As for South and Central America, in a culture whose "journalists" often report voodoo curses and chupacabras as real, I don't think I would put too much faith in reports about rabid vampire bats attacking people.
Cinenaut
post #16  on August 25, 2004 - 8:40 AM PDT  
Bats eat mosquitos! Mosquitos carry disease! Build a bat house.
woozy
post #17  on August 25, 2004 - 9:27 AM PDT  
Thank you, shaky and Cinneanaut. Public dislike of bats is a bit of a pet peeve of mine. If anyone were to look a bat in the face they'd realize that not only are they not the creepy creature of myth, but also that they are out-right adorable!

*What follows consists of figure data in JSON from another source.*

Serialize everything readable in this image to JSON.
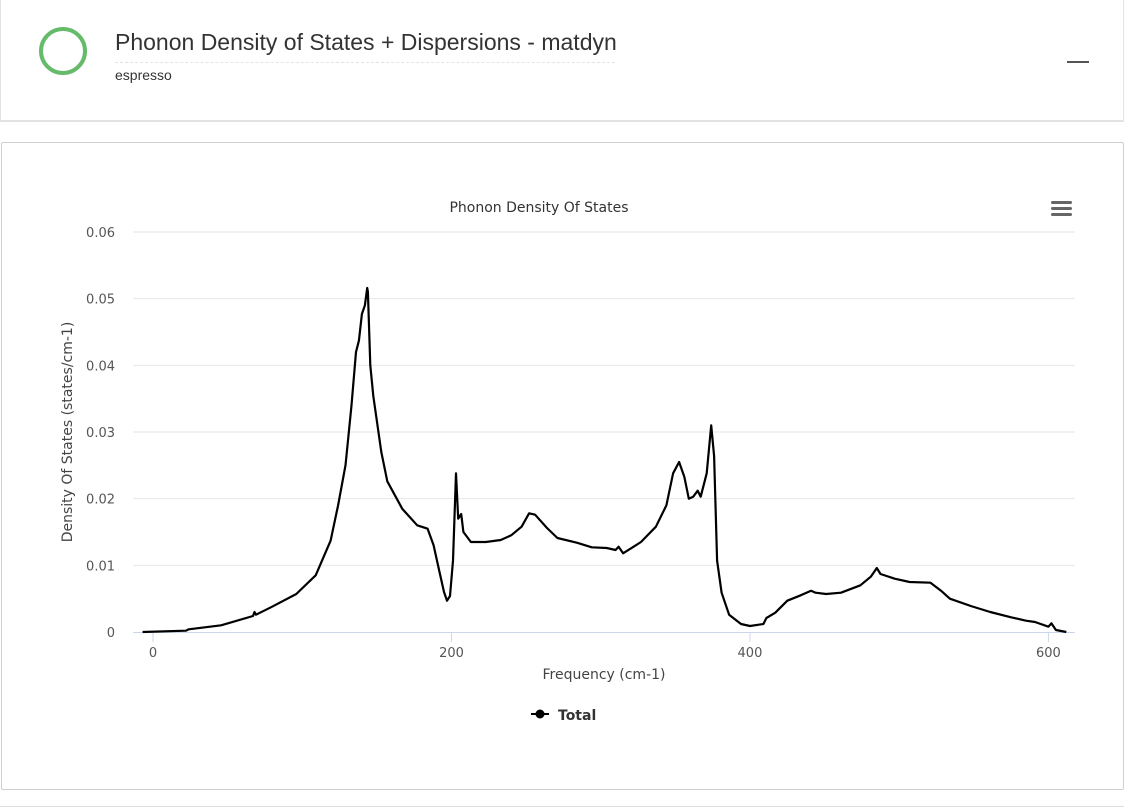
{
  "header": {
    "title": "Phonon Density of States + Dispersions - matdyn",
    "subtitle": "espresso",
    "status_color": "#66bb6a",
    "collapse_icon": "minus-icon"
  },
  "chart_menu_icon": "hamburger-menu-icon",
  "chart_data": {
    "type": "line",
    "title": "Phonon Density Of States",
    "xlabel": "Frequency (cm-1)",
    "ylabel": "Density Of States (states/cm-1)",
    "xlim": [
      -13.4,
      617.8
    ],
    "ylim": [
      0,
      0.06
    ],
    "xticks": [
      0,
      200,
      400,
      600
    ],
    "yticks": [
      0,
      0.01,
      0.02,
      0.03,
      0.04,
      0.05,
      0.06
    ],
    "ytick_labels": [
      "0",
      "0.01",
      "0.02",
      "0.03",
      "0.04",
      "0.05",
      "0.06"
    ],
    "grid": true,
    "legend_position": "bottom",
    "series": [
      {
        "name": "Total",
        "color": "#000000",
        "x": [
          -7,
          22,
          24,
          45.6,
          67,
          68,
          69,
          79,
          96,
          109,
          119,
          124,
          129,
          133,
          136,
          138,
          140,
          142,
          143.5,
          144,
          145.6,
          147.6,
          153,
          157,
          167,
          177,
          184,
          188,
          192,
          195,
          197,
          199,
          201,
          203,
          204.5,
          206.5,
          208,
          213,
          223,
          233,
          240,
          247,
          252,
          256,
          264,
          271,
          284,
          294,
          304,
          310,
          312,
          315,
          327,
          337,
          344,
          348.5,
          352.5,
          356,
          359,
          362,
          365,
          367,
          371,
          374,
          376,
          378,
          381,
          386,
          394,
          400,
          409,
          411,
          417,
          425,
          434,
          441,
          444,
          451,
          461,
          474,
          481,
          485,
          487.5,
          497,
          507,
          521,
          528,
          534,
          548,
          561,
          575,
          585,
          591,
          600,
          602,
          605,
          612
        ],
        "y": [
          0,
          0.0002,
          0.0004,
          0.001,
          0.0024,
          0.003,
          0.0026,
          0.0037,
          0.0057,
          0.0085,
          0.0137,
          0.019,
          0.025,
          0.034,
          0.042,
          0.0437,
          0.0477,
          0.049,
          0.0516,
          0.051,
          0.04,
          0.0354,
          0.027,
          0.0226,
          0.0185,
          0.016,
          0.0155,
          0.013,
          0.009,
          0.006,
          0.0047,
          0.0054,
          0.0107,
          0.0238,
          0.017,
          0.0177,
          0.015,
          0.0135,
          0.0135,
          0.0138,
          0.0145,
          0.0158,
          0.0178,
          0.0176,
          0.0156,
          0.0141,
          0.0134,
          0.0127,
          0.0126,
          0.0123,
          0.0128,
          0.0118,
          0.0135,
          0.0158,
          0.019,
          0.0238,
          0.0255,
          0.0233,
          0.02,
          0.0203,
          0.0212,
          0.0203,
          0.0238,
          0.031,
          0.0264,
          0.0107,
          0.0059,
          0.0026,
          0.0012,
          0.0009,
          0.0012,
          0.0021,
          0.0029,
          0.0047,
          0.0055,
          0.0062,
          0.0059,
          0.0057,
          0.0059,
          0.007,
          0.0083,
          0.0096,
          0.0087,
          0.008,
          0.0075,
          0.0074,
          0.0062,
          0.005,
          0.0039,
          0.003,
          0.0022,
          0.0017,
          0.0015,
          0.0008,
          0.0013,
          0.0003,
          0
        ]
      }
    ]
  }
}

Another totally false myth is bats get in your hair. This myth comes from the observation that occasionally a bat will fly around one's head but bats have good enough control to never get in the hair. But, a friend of mine said, it's creepy having a bat flying around my head. Well, I replied, think about why a bat would fly around your head. Mosquitos and other insects sense your body heat at dusk and swarm around your head. Bats see the bugs. Which would you rather have hanging around your head? A bunch of bugs or an adorable fuzzy little critter with soft leathery wings eating the bugs?

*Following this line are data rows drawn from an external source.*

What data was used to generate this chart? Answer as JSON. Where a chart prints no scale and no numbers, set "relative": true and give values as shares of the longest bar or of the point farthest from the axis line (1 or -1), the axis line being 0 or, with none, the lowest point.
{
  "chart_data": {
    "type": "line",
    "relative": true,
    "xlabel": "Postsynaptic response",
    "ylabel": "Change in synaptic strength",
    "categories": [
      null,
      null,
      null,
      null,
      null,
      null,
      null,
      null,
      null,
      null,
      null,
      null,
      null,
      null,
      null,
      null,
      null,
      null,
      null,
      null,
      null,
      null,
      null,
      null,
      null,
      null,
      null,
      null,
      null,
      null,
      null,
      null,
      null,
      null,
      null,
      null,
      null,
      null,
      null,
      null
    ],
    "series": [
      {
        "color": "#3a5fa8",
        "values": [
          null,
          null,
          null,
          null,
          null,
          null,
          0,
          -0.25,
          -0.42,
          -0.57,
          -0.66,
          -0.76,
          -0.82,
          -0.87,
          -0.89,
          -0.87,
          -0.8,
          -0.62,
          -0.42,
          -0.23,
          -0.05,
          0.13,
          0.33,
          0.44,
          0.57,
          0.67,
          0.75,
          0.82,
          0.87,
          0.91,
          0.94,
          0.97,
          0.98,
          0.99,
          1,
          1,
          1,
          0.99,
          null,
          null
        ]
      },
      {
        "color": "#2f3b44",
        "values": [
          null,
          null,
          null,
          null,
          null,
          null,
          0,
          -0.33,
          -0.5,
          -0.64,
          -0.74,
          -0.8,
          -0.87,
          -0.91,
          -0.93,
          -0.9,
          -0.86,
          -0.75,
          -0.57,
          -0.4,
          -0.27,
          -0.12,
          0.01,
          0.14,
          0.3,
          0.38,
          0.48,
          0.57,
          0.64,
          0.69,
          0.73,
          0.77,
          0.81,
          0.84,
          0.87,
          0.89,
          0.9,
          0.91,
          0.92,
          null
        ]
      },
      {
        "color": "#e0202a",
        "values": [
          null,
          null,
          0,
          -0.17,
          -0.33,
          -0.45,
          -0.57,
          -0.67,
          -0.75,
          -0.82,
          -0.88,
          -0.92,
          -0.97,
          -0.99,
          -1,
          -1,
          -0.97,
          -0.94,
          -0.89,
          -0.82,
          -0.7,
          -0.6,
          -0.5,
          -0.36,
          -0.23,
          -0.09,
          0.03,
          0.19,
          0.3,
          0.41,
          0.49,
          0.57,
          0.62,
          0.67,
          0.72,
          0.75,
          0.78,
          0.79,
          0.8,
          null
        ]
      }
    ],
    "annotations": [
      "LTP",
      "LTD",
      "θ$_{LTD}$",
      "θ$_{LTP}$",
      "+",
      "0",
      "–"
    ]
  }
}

Sonja, the werewolf I had in mind was IronS icon, whazzisname. He transforms to a wolf, doesn't he?
woozy
post #18  on August 25, 2004 - 9:31 AM PDT  
Oh, and vampire bats (only exists in central and equitorial America) don't bite in the neck. If you sleep with your toes exposed it might bit your toe extract a drop of blood but their saliva contains a natural anti-septic congelant and anesthetic so if you were awake you wouldn't feel anything and it'd leave no mark whatsoever.
artifex
post #19  on August 25, 2004 - 10:12 AM PDT  
> On August 25, 2004 - 8:30 AM PDT Shaky wrote:
> > Bats can carry rabies. In fact, there've been several people already this year who have died from infected bat bites, down in Mexico and further south.
> Please don't perpetuate that misinformation. That's an urban legend that won't die.

BBC story
Erie County health warning
State Public Health Inspector for Illinois
Idaho health reminder
another article from NJ reporting bats as carriers

oh, and the CDC... "Most of the recent human rabies cases in the United States have been caused by rabies virus from bats."


What was that about misinformation, again? I think you'll find out that infected bats don't always instantly drop to the ground and flop around relatively harmlessly, etc.

Cinenaut
post #20  on August 25, 2004 - 10:19 AM PDT  
The bats are coming to get you, artifex.